The truth of fiction is deeper than “fact”

Fiction uses stories that aren’t factually or historically true to teach us deep, eternal, lasting truths about the world and human nature.

This is why fiction is so powerful, so meaningful, and so necessary to human life.

History and historical fact are also, of course, critical, and must be recognized for what they are. History, if viewed from the lens of reality, certainly can teach us what evil is and does.

Fiction also shows us the different faces of evil. It shows us cowardice, and it teaches us what it means to be brave. Good fiction will display in full force, even and especially to us as children, that our actions have consequences, that no one escapes suffering, that certain risks are worth taking, and that people who are different from us are just as human.

Good, relatable fiction explores what the human condition is: what brings us some measure of happiness, what ultimately does not fulfill us, what the good life looks like.
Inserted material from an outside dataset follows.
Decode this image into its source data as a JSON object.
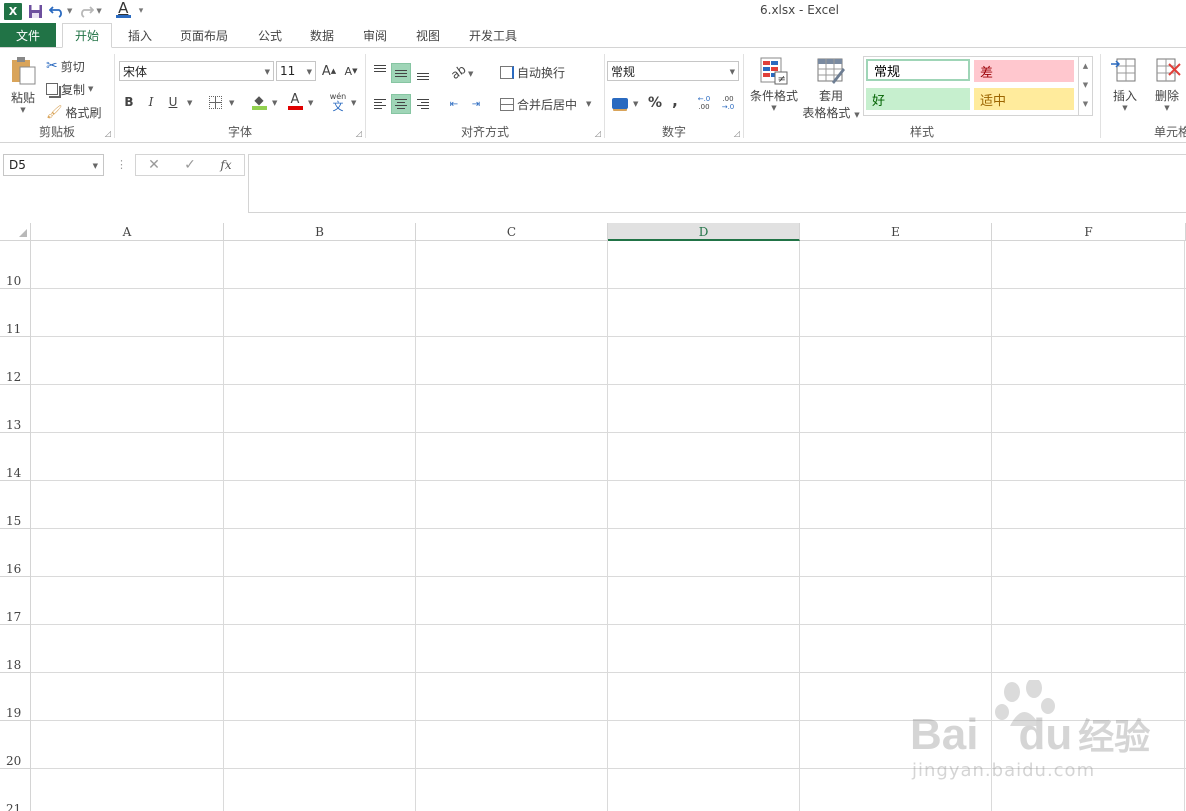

Most especially, fiction teaches empathy. I don’t think it’s insignificant that, along with the collapse of religious affiliation and Church attendance, we are seeing a decline in reading and in reading skills as our culture collapses more and more into violent anarchic chaos.

People don’t care about reading anymore, on a cultural scale. And our empathetic capacities are weakened as a result. This isn’t the full explanation of what is happening all around us, but I think it’s part of it.